Thesis
Drawing from Ezekiel 5, this sermon confronts the ancient and ongoing temptation to claim God's blessings while refusing His lordship. The Israelites believed their temple attendance and covenant status kept them safe, but God called out their idolatry and spiritual adultery. The same danger exists today: treating faith as a transaction to get God on our side, rather than surrendering to His side. True belonging to the remnant is proved by genuine repentance — not just stopping sin, but turning toward what God has called us to do.
Key points
- 1
Who you are with matters more than where you are — the Israelites were in Babylon but the real problem was they were not truly with God.
- 2
God's jealous anger is covenantal, not temperamental — He is the faithful husband whose people have continually cheated on Him through idolatry.
- 3
Idolatry is making anything — even a good thing — into a 'god thing,' including the blessings God Himself has given.
- 4
God does not take sides — He is a side, and Jesus died so we can get back on His side.
- 5
The remnant is always marked by repentance — a full 180-degree turn away from sin and toward what God calls us to do.
- 6
Repentance is not only turning away from wrong actions but also turning toward right ones — including serving, giving, and loving neighbors.
- 7
God brings divine discipline out of love — like a father drawing a line — to get our attention and call us back before we reach destruction.
Outline
Introduction: Holding Pattern
The pastor recounts being diverted to Las Vegas on a flight home from England, and the three different reactions among his team — frustration, excitement, and checking out. He connects this to how we respond when God has us somewhere we don't want to be, framing the big idea: who you are with matters more than where you are.
Context: Israel in Captivity
The pastor sets the stage for Ezekiel 4–5, explaining that God's people were in Babylonian captivity listening to false teachers who promised a quick return. God's real message — delivered through dramatic object lessons — was that four centuries of idolatry had made Him their enemy.
Reading Ezekiel 5
The full text of Ezekiel 5 is read aloud, describing the symbolic shaving of hair, the siege of Jerusalem, and God's declaration of severe judgment including famine, plague, sword, and scattering — because the people defiled His temple with idols.

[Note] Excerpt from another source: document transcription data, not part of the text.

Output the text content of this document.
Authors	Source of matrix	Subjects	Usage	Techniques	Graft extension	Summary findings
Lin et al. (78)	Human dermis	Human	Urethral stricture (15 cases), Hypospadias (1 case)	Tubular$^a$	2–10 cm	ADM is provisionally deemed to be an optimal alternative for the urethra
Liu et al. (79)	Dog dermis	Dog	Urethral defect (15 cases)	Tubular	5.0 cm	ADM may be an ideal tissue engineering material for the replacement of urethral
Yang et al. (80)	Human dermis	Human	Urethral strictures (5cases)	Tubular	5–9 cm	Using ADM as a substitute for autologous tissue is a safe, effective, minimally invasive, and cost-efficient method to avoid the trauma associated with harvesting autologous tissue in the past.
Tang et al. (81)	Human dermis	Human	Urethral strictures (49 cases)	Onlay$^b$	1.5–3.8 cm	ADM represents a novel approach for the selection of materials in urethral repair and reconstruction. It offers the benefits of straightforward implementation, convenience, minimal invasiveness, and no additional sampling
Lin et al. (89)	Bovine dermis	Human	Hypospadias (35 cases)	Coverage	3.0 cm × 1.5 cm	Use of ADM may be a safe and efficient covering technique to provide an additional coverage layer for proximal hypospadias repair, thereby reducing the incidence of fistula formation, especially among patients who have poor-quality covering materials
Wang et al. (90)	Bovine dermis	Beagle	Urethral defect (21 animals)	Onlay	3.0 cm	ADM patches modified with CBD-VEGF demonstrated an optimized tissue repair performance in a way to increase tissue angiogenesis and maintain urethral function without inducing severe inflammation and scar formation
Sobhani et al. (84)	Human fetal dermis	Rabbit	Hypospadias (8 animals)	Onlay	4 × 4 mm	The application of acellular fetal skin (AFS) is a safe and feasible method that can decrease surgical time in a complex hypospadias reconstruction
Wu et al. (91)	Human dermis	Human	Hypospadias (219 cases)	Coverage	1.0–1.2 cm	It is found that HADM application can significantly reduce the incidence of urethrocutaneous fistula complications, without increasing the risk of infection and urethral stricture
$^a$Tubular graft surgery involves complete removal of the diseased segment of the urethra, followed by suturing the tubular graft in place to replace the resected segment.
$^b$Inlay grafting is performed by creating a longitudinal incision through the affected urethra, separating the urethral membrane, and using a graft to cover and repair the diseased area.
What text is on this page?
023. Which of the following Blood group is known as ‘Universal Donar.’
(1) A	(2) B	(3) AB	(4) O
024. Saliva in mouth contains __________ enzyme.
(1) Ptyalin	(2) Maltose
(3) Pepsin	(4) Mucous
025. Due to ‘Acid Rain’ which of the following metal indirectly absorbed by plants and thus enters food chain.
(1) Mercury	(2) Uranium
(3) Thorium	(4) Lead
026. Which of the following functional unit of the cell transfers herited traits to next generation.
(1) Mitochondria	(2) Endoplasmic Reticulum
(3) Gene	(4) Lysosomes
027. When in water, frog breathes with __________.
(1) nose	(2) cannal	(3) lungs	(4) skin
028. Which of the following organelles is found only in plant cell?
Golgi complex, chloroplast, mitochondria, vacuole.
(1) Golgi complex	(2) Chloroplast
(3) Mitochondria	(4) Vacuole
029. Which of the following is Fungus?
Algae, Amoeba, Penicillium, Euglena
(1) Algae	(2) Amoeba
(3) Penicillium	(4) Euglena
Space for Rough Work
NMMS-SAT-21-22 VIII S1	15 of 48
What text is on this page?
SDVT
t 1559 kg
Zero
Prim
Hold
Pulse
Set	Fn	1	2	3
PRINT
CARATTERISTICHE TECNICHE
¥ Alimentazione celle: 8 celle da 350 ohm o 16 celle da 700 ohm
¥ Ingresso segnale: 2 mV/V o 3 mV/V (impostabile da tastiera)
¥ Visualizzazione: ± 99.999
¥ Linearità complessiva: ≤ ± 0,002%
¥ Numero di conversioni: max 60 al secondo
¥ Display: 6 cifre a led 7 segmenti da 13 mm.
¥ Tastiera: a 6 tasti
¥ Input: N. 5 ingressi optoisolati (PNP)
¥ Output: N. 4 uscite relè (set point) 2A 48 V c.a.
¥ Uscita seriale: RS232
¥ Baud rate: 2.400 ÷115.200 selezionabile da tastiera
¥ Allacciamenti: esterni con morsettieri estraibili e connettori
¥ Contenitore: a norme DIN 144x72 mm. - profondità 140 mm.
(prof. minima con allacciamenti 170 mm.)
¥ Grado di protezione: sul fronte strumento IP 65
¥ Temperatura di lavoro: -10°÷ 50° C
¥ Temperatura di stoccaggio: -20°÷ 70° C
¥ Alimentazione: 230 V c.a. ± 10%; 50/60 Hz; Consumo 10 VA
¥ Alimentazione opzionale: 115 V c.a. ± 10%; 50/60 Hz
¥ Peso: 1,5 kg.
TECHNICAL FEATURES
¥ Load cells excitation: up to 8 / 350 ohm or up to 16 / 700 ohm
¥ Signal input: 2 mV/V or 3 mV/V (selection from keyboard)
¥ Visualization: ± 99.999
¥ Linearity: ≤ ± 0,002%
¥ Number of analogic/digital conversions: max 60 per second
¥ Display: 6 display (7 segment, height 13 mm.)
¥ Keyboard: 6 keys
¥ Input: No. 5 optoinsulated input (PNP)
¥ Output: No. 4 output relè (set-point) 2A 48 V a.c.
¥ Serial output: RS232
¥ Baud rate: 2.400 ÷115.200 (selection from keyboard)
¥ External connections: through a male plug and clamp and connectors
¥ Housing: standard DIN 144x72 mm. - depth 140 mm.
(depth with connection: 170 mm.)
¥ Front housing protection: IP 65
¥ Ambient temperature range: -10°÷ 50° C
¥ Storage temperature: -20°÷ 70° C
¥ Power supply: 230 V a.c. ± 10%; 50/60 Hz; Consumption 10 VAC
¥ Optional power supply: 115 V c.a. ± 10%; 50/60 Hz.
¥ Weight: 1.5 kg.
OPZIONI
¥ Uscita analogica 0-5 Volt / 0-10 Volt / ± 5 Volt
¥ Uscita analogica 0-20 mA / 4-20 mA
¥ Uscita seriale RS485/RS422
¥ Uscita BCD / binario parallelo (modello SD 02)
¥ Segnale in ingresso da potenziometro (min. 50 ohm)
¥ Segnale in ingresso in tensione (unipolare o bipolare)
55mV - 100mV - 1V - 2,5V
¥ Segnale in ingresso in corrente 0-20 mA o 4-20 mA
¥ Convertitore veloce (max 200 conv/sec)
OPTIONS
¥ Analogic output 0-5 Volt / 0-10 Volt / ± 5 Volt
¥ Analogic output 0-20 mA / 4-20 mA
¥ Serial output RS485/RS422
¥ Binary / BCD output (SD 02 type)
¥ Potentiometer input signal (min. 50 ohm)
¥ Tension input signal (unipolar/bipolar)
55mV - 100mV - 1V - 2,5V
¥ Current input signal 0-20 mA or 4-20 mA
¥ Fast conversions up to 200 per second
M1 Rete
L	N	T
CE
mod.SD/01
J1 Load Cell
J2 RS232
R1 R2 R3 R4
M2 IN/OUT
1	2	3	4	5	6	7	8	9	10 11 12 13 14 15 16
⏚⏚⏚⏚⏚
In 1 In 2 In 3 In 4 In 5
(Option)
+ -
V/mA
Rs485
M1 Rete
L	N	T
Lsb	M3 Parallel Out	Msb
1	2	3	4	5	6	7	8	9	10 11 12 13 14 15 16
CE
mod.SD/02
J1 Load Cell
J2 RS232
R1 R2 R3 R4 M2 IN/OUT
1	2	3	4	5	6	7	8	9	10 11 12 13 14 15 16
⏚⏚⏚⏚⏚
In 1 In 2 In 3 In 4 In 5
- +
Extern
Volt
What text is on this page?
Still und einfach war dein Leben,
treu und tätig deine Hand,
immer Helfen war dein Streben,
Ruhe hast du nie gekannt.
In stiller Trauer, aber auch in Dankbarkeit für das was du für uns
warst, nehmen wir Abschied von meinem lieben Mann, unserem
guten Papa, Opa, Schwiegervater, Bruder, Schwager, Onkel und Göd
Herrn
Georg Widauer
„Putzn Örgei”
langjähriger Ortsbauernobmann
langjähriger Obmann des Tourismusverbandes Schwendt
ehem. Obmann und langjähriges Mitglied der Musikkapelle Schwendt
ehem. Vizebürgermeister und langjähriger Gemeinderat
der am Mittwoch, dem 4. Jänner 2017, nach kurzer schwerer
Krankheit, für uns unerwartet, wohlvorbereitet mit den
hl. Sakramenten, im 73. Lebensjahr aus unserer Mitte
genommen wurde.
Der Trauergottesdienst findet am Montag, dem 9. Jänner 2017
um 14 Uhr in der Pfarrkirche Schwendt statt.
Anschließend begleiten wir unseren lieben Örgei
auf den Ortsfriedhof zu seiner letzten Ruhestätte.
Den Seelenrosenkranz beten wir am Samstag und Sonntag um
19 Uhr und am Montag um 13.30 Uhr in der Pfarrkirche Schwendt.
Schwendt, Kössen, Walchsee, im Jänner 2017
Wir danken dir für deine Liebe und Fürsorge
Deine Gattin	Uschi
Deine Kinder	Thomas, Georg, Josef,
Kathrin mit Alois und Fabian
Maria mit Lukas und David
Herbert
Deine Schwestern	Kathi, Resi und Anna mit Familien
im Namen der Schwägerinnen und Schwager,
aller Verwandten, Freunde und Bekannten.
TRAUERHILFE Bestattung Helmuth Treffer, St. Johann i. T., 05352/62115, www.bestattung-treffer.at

God's Jealous Anger and Idolatry
The pastor unpacks God's 'jealous anger' as a covenantal term — the faithful husband responding to a persistently unfaithful spouse. He defines idolatry broadly as making any good thing a 'god thing,' and warns that God will destroy whatever we place between ourselves and Him.
God Doesn't Take Sides — He Is a Side
Using Joshua 5 as a parallel, the pastor argues that God never gets on our side — He is the side, and our task is to surrender to His. The Israelites' fatal error was trying to use religion to get God to bless their agenda rather than genuinely aligning with His.
The Watchman's Warning and False Teaching
Drawing on 2 Timothy 4 and 2 Peter, the pastor describes his role as a watchman called to speak what people need to hear, not what they want to hear. He warns that itching-ear teaching is as old as Ezekiel's day, and some in the room may not be genuine Christians at all.
The Remnant and True Repentance
The pastor finds hope in Ezekiel 5:3 — the remnant kept in the robe. He defines the remnant as those who genuinely repent, contrasting David (who repented) with Saul (who made excuses). Repentance is redefined as a full 180-degree turn: not just stopping sin but actively pursuing what God calls us to do.
Practical Application: Serve, Give, Go
The pastor makes the application concrete and pointed: Christians who are not serving in their church, not giving financially, and not sharing their faith are in sin and need to repent. He challenges the room to move from passive attendance to active participation.
The Father Illustration: Are We at War?
The pastor closes with a personal story about his own father's discipline and the phrase 'Are we at war?' — illustrating how a loving sovereign father draws a line not out of anger but out of love. He applies this directly to God's posture in Ezekiel 5 and calls each person to choose: keep fighting, or repent and trust.
Memorable moments
who you are with matters more than where you are
pleasure shows you what you want. Pain shows you what you need
God doesn't take sides. He is a side. And Jesus died so we can get back on his side
repentance isn't just turning away from what's wrong. That most of us think it's just turn away from what's wrong. No. It's turning towards what's right
the longer we're in church, the longer we learn the game, the more I think most of us in this room, you've been a Christian a long time, your biggest thing you need to repent from is not from bad actions, it's from no action
Trust his love more than your lust and see what happens next
Application
The pastor's challenge is direct and personal: stop asking God to get on your side and decide to get on His. That starts with honest self-examination — asking, 'In what area of my life am I at war with God?' From there, repentance is the path forward, and repentance means more than feeling bad or stopping a sinful habit. It means a full 180-degree turn: away from idols and toward active faithfulness — serving in your church with the gifts the Spirit has given you, honoring God with your finances, and using your story to love and reach people around you. The remnant has always been marked by those who will turn back. The question is whether you will be one of them.